Consistent with a role for astrocytes in influencing inflammatory cell function, we found that ER-stressed astrocytes, via PERK-dependent paracrine signaling, could modulate the inflammatory profile of microglia leading to the expression of IL-6 cytokines. Additionally, we found that OSM and IL-6 could synergistically enhance ER stress-induced IL-6 production in astrocytes, indicating that ER stress in astrocytes may drive a feed-forward inflammatory loop among glial cells. This synergy is also observed in glial cells exposed to ER stress plus IFN-γ/PGE2 (30), suggesting a more widespread interaction between ER stress and STAT-activating cytokines. Our data show that the enhanced IL-6 expression was, at least in part, PERK dependent. We have not yet fully examined which downstream signals may be involved in the cross talk between OSM and ER stress signaling. Both of these stimuli activate similar signaling pathways, including STAT3, NF-κB, and mitogen-activated protein kinases (MAPKs). The combination of OSM and ER stress could result in robust activation of both STAT3 and NF-κB that could functionally interact, which is well known to occur (67), to drive enhanced gene expression. This fits well with recent studies that showed NF-κB and STAT3 work together in starved cancer cells to drive IL-6 expression. Importantly, starved cancer cells undergo ER stress (68). However, our data indicate that in primary astrocytes, ER stress-induced IL-6 expression is mostly dependent on JAK/STAT signaling.

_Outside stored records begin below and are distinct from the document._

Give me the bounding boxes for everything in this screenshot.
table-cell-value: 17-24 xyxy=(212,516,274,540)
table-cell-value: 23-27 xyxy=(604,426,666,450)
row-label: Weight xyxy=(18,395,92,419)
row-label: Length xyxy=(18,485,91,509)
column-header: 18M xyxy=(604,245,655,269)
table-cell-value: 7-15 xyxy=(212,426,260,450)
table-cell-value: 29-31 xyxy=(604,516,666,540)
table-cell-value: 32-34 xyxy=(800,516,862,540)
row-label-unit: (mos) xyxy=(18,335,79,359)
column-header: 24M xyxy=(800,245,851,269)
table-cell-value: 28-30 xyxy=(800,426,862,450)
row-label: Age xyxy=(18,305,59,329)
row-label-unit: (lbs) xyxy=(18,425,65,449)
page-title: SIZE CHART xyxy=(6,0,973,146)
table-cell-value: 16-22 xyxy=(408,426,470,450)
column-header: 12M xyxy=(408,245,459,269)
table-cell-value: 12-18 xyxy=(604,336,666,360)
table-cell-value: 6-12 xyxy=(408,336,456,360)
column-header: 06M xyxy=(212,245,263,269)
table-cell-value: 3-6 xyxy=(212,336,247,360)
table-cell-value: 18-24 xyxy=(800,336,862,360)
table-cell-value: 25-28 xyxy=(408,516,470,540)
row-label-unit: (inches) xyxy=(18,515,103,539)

IL-6 appears to be the key cytokine associated with ER stress, as multiple arms of the UPR have been reported to drive IL-6 expression. During plasma cell differentiation, IL-6 is induced through the IRE1/XBP-1 arm of the UPR (69), whereas during glucose deprivation in cancer cells, IL-6 expression is driven by a PERK/ATF4-dependent pathway (70). Our data point toward a PERK/JAK1/STAT3-dependent pathway driving IL-6 expression in primary astrocytes as well as other cell types in response to classic ER stress inducers. While we have shown that JAK1-dependent STAT3 activation is needed for full engagement of the ER stress-induced inflammatory program, it is likely that STAT3 is part of a larger coordinated transcriptional reprograming in response to ER stress. STAT3 may be working in concert with other transcriptional regulators, such as XBP-1, ATF4, and NF-κB, to drive the ER stress-induced inflammatory program. Additional studies will determine how STAT3 interacts with other ER stress-induced transcriptional regulators. Collectively, this suggests that cytokine and chemokine production, particularly IL-6, is an integral part of the ER stress response, and the previously unrecognized PERK/JAK1/STAT3 pathway could be a new therapeutic target to combat neuroinflammation associated with diseases such as MS.